Diminutas y con toda su furia se dirigieron las hormigas hasta nido el de las avispas. Ellas inmensas y salvajes revoloteaban sus negros colores contra la palidez del sol. Y yo daba vueltas en el patio y sobre mi caían girones de alas deshilachadas. Algunas se arrastraban por el piso agotando su último aliento vital y chocaban revoloteando contra las paredes. La excitación del aire desdibujaba el camino de las hormigas mientras estas bajaban por las paredes con restos de torsos, antenas y patas negras. Y yo giraba y daba vueltas frente al espectáculo grotesco. El cielo azul y unas pocas nubes a lo lejos, la luz de la tarde rompiendo contra los muros de ladrillo pintados de blanco y yo girando y las sombras cobrando vida arrastrándose como gusanos ciegos hacia la oscuridad.
Pobres avispas, terminar sus cuerpos fragmentados ante la evidencia atroz de la pequeñez destructora, las imagino indefensas dentro de su naturalidad biológica, impotentes frente al exterminio, ignorantes ante la denominación abstracta de lo que es vida y muerte para nosotros que somos seres de miedo, de más allá, de dios, de alma, de ser, de esencia, de soledad de muerte.

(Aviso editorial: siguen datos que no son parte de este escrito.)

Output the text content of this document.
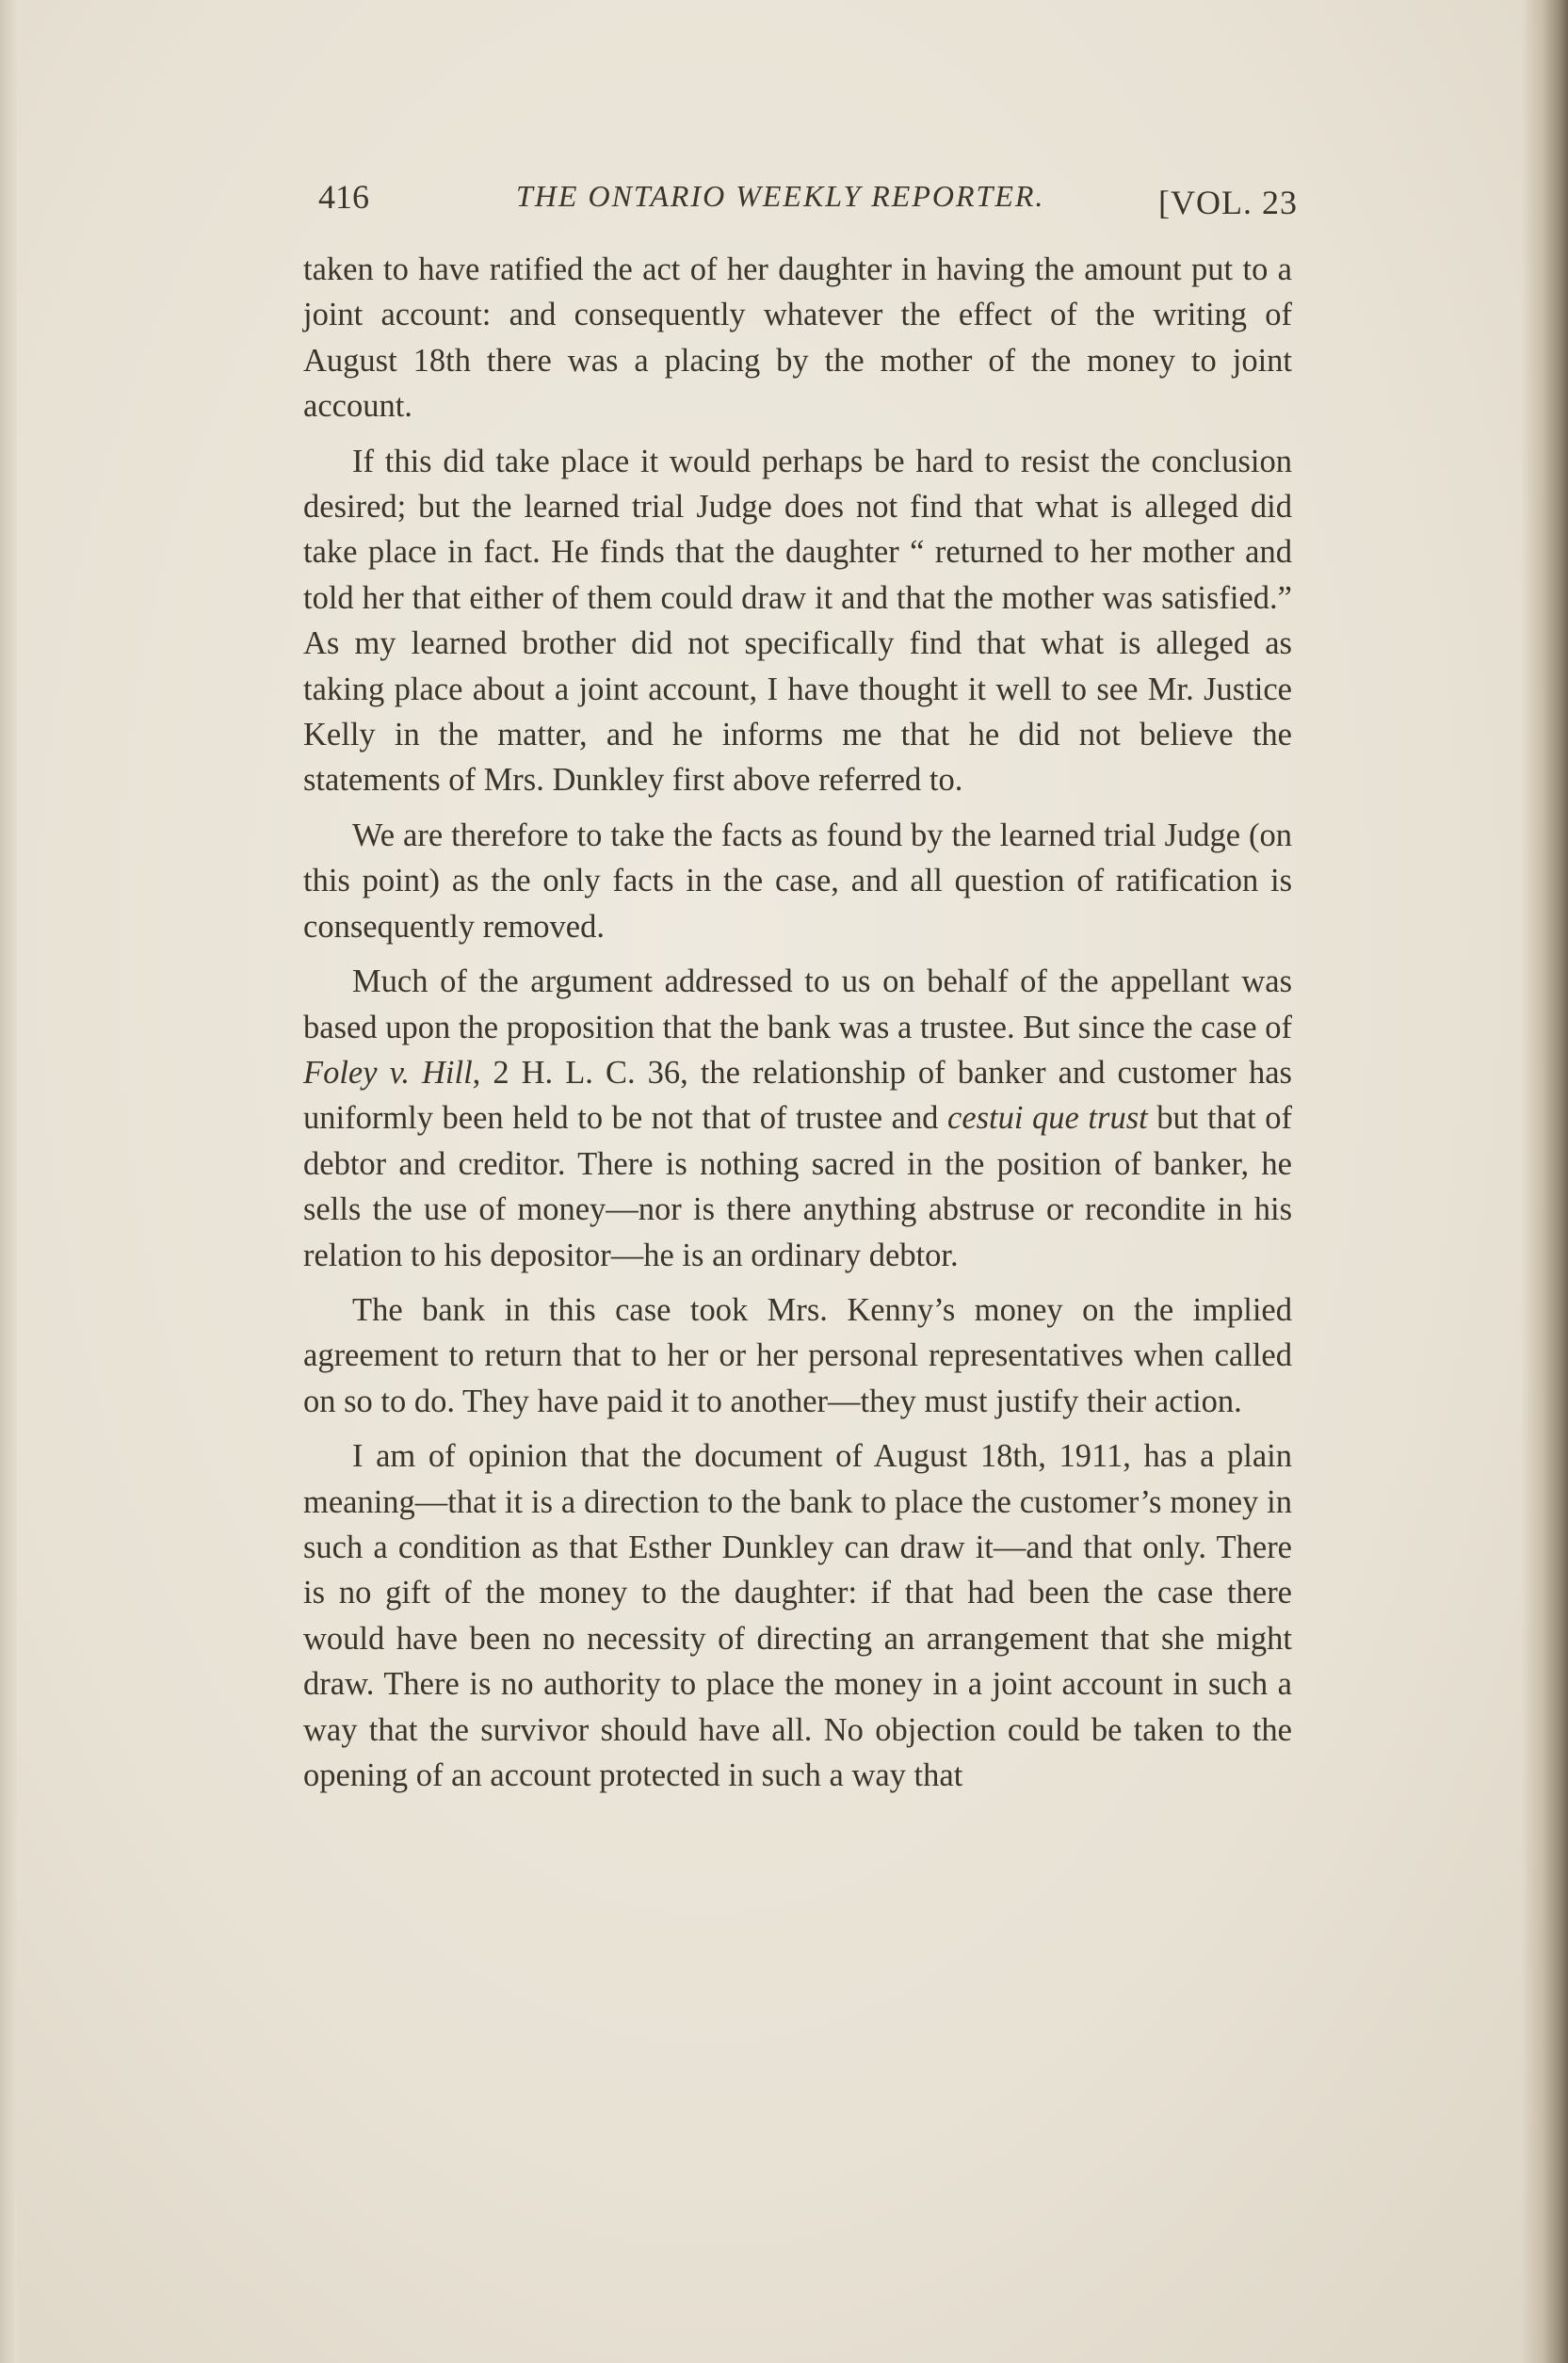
416	THE ONTARIO WEEKLY REPORTER.	[VOL. 23

taken to have ratified the act of her daughter in having the amount put to a joint account: and consequently whatever the effect of the writing of August 18th there was a placing by the mother of the money to joint account.

If this did take place it would perhaps be hard to resist the conclusion desired; but the learned trial Judge does not find that what is alleged did take place in fact. He finds that the daughter “ returned to her mother and told her that either of them could draw it and that the mother was satisfied.” As my learned brother did not specifically find that what is alleged as taking place about a joint account, I have thought it well to see Mr. Justice Kelly in the matter, and he informs me that he did not believe the statements of Mrs. Dunkley first above referred to.

We are therefore to take the facts as found by the learned trial Judge (on this point) as the only facts in the case, and all question of ratification is consequently removed.

Much of the argument addressed to us on behalf of the appellant was based upon the proposition that the bank was a trustee. But since the case of Foley v. Hill, 2 H. L. C. 36, the relationship of banker and customer has uniformly been held to be not that of trustee and cestui que trust but that of debtor and creditor. There is nothing sacred in the position of banker, he sells the use of money—nor is there anything abstruse or recondite in his relation to his depositor—he is an ordinary debtor.

The bank in this case took Mrs. Kenny’s money on the implied agreement to return that to her or her personal representatives when called on so to do. They have paid it to another—they must justify their action.

I am of opinion that the document of August 18th, 1911, has a plain meaning—that it is a direction to the bank to place the customer’s money in such a condition as that Esther Dunkley can draw it—and that only. There is no gift of the money to the daughter: if that had been the case there would have been no necessity of directing an arrangement that she might draw. There is no authority to place the money in a joint account in such a way that the survivor should have all. No objection could be taken to the opening of an account protected in such a way that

El cielo embravece, el día pierde color y el sol se oculta tras las montañas. Nubarrones grises atacan la tarde y empieza a caer una fina capa de lluvia casi imperceptible. Irrumpen rayos y truenos como anunciando la tormenta. Se desata un aguacero que cae como plomo sobre la ciudad.
Y sigo dando vueltas en el patio en el mismo sentido de los remolinos de agua que arrastran los últimos cuerpos mutilados de las avispas que en la mañana se batían rozagantes por la casa. Ahora todo el soledad, ausencia del ruido de aleteo, de batir de alas. Las dos especies que lucharon hoy a muerte se dirigen sobre los arroyos hacia las alcantarillas. Mañana no quedará ningún vestigio de masacre.